CTMQ’s Connecticut Distilleries
January First-of-May says
April 13, 2016 at 10:19 pmI don’t know much about alcohol, but isn’t “80 proof mix of ethanol and water” pretty much the definition of vodka?
(Oh, right, you actually compare it to vodka once near the end, somehow unfavorably for the latter. I’m just not sure what the difference is, physically. Is it about what the, um, “liquor” is originally made of?)
John Doe says
December 12, 2020 at 4:46 pmI met with Adam & Peter a few years back (year?) at their first site. I was retired from alcohol industry…..Worked for Heublein 16 years and Bacardi 8 years…..rose to level of Director R&D at Heublein and hired as VP Product Development at Bacardi…..I contacted the owners after seeing newspaper article on them and offered to assist them in their efforts to develop and/or improve existing products. Met with them on several occasions at lunch and at their facility.

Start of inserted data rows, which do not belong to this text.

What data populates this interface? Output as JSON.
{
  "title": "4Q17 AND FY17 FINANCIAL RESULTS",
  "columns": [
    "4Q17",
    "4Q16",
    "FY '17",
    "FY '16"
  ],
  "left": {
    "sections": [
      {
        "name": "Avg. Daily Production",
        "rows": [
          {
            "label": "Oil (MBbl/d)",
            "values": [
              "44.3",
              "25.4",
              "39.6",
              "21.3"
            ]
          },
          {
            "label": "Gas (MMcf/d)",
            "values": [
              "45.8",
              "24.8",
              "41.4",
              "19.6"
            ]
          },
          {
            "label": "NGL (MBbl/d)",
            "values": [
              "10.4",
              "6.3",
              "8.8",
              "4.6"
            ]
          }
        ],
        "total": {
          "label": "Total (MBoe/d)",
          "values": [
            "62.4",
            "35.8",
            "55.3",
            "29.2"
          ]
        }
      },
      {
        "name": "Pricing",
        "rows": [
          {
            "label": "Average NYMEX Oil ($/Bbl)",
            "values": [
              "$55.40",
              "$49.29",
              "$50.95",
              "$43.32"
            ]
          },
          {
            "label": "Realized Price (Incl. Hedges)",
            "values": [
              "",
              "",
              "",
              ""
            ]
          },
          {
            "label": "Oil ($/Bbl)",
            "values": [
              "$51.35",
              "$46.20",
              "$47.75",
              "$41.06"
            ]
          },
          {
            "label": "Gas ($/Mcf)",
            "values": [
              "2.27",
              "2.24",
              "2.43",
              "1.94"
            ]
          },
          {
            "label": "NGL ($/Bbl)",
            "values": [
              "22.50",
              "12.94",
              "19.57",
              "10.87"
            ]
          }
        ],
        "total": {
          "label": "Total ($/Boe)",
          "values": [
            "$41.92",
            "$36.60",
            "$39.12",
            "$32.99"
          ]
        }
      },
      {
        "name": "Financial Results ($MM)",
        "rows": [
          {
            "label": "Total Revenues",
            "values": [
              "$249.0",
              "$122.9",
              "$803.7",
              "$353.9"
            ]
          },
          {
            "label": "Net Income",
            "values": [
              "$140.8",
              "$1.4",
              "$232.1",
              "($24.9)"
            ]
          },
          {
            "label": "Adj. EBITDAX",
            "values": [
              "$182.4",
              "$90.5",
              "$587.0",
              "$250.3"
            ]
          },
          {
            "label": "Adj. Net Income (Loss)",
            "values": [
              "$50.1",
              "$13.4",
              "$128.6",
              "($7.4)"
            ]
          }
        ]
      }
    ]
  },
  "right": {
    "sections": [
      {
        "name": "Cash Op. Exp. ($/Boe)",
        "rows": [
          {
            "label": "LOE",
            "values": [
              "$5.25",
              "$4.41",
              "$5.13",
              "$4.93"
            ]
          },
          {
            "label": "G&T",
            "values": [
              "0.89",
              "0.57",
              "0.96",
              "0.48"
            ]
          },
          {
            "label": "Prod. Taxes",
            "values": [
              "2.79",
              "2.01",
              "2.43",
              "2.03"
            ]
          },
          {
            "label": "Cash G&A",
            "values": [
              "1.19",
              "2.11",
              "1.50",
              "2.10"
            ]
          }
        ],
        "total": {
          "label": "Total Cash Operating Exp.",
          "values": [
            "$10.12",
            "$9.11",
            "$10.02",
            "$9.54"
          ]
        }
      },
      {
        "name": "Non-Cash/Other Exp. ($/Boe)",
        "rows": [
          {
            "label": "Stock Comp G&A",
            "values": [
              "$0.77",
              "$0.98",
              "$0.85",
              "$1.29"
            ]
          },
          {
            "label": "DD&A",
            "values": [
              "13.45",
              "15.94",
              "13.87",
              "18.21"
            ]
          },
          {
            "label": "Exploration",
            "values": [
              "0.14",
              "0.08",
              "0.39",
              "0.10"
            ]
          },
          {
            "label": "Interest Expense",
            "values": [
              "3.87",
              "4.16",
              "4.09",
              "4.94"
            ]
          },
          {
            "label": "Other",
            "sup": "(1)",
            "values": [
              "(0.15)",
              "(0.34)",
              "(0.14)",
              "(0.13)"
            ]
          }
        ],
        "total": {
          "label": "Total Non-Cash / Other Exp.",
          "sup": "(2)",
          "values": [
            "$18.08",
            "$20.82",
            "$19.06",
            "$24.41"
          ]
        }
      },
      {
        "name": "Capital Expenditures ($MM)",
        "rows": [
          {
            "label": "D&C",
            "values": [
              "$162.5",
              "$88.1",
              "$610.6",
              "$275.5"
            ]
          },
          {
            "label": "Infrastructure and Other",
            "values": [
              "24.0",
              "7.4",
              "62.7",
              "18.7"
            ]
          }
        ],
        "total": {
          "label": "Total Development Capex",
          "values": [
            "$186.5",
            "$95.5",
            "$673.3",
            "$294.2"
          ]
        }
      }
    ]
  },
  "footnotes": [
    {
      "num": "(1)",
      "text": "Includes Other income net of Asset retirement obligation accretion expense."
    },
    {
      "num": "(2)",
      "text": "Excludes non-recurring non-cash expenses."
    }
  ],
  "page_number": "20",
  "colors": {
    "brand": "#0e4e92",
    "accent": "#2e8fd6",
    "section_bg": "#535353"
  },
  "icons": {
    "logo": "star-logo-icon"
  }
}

Basically, they had no idea on how to write a simple product formula and how to determine the final proof of a product…i.e…Combining 190 proof spirits, with water, sugar, flavors, acidulants, and caramel color. In one of their prototypes which they determined to be 100 proof was in reality 60 proof. They eventually got it right after following my instructions.
steven says
April 29, 2021 at 11:32 amWell, this finally answers my question: whatever happened with Onyx Moonshine? I was behind this brand to the tune of several bottles of both the ‘shine and the $60 bucks a bottle Secret Stash. Low number editions notwithstanding, I guess I can give these away or light my fire pit with them. Sad, having met both owners and their whisky maker at a tasting at MD Liquors. Maybe I believed too hard in two guys just out to make a buck.